Note, this example is just used for illustrating related usage and don't guarantee convergence of training.

## 0. Requirements
To run this example with BigDL-LLM on Intel GPUs, we have some recommended requirements for your machine, please refer to [here](../../../README.md#requirements) for more information.

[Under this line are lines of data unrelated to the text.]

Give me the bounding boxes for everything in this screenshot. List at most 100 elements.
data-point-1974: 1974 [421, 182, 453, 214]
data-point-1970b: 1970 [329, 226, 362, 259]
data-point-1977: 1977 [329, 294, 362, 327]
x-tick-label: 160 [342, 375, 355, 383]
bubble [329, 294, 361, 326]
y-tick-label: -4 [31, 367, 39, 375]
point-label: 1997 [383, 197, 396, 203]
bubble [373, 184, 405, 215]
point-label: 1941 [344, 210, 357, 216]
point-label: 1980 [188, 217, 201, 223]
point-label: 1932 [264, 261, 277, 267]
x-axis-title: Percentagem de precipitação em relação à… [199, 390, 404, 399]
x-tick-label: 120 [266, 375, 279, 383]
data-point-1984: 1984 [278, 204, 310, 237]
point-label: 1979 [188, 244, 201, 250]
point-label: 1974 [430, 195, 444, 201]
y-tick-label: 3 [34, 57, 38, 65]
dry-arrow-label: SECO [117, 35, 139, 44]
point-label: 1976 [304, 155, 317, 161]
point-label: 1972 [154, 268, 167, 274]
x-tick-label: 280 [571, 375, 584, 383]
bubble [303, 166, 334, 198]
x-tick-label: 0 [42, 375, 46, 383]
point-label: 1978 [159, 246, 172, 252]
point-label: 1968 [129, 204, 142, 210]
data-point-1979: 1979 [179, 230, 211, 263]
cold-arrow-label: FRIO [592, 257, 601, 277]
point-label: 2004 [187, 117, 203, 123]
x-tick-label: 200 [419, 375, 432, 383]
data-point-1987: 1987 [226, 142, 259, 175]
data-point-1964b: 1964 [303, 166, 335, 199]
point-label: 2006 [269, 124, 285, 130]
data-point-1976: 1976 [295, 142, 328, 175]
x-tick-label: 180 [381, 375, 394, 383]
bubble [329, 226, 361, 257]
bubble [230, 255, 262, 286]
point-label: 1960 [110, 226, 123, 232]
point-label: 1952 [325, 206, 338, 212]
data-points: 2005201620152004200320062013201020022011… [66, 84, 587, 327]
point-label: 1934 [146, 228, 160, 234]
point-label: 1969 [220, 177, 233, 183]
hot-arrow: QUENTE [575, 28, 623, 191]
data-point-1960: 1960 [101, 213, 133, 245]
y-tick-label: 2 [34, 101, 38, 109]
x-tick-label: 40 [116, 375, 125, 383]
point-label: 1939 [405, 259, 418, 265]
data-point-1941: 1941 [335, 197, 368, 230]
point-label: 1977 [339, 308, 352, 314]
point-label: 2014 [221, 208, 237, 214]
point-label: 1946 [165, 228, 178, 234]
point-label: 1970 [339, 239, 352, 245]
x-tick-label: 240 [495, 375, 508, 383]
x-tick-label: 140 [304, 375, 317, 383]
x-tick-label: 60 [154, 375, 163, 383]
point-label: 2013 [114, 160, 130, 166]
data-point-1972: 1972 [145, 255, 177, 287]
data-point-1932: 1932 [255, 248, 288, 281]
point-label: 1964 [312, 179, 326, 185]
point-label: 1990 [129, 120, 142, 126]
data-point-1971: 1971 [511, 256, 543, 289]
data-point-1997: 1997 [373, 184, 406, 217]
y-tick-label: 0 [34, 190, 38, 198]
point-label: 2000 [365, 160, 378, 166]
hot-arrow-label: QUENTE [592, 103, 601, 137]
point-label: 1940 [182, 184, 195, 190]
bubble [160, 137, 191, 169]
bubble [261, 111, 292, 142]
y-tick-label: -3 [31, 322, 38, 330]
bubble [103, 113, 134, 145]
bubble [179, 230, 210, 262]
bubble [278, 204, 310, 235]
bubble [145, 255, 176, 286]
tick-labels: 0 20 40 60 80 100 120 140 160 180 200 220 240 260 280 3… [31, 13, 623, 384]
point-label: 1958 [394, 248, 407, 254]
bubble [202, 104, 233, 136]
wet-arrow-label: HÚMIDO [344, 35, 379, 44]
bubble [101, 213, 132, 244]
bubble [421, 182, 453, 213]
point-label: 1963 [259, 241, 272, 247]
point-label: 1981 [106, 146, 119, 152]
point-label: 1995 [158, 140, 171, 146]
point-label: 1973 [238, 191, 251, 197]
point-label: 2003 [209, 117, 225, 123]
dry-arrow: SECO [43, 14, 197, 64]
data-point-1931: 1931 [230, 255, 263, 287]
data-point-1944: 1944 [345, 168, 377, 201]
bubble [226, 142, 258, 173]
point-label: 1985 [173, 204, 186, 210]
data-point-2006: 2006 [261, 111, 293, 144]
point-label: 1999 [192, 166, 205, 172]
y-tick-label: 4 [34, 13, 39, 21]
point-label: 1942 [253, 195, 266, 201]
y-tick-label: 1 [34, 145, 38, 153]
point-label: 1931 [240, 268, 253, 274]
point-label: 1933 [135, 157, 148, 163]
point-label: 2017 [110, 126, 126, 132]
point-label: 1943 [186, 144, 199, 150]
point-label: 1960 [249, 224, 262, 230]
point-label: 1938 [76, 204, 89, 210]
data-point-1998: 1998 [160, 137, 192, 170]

## Example: Finetune llama2-7b using qlora

The `export_merged_model.py` is ported from [alpaca-lora](https://github.com/tloen/alpaca-lora/blob/main/export_hf_checkpoint.py).

### 1. Install

```bash
conda create -n llm python=3.9
conda activate llm
# below command will install intel_extension_for_pytorch==2.1.10+xpu as default
pip install --pre --upgrade bigdl-llm[xpu] -f https://developer.intel.com/ipex-whl-stable-xpu
pip install transformers==4.34.0 datasets
pip install peft==0.5.0
pip install accelerate==0.23.0
pip install bitsandbytes scipy trl
```

### 2. Configures OneAPI environment variables
```bash
source /opt/intel/oneapi/setvars.sh
```

### 3. Finetune model

```
python ./qlora_finetuning.py --repo-id-or-model-path REPO_ID_OR_MODEL_PATH
```

#### Sample Output
```log
{'loss': 1.7386, 'learning_rate': 8.888888888888888e-06, 'epoch': 0.19}            
{'loss': 1.9242, 'learning_rate': 6.666666666666667e-06, 'epoch': 0.22}            
{'loss': 1.6819, 'learning_rate': 4.444444444444444e-06, 'epoch': 0.26}            
{'loss': 1.755, 'learning_rate': 2.222222222222222e-06, 'epoch': 0.29}             
{'loss': 1.7455, 'learning_rate': 0.0, 'epoch': 0.32}                              
{'train_runtime': 172.8523, 'train_samples_per_second': 4.628, 'train_steps_per_second': 1.157, 'train_loss': 1.9101631927490235, 'epoch': 0.32}
100%|████████████████████████████████████████████| 200/200 [02:52<00:00,  1.16it/s]
TrainOutput(global_step=200, training_loss=1.9101631927490235, metrics={'train_runtime': 172.8523, 'train_samples_per_second': 4.628, 'train_steps_per_second': 1.157, 'train_loss': 1.9101631927490235, 'epoch': 0.32})
```

### 4. Merge the adapter into the original model

```
python ./export_merged_model.py --repo-id-or-model-path REPO_ID_OR_MODEL_PATH --adapter_path ./outputs/checkpoint-200 --output_path ./outputs/checkpoint-200-merged
```

Then you can use `./outputs/checkpoint-200-merged` as a normal huggingface transformer model to do inference.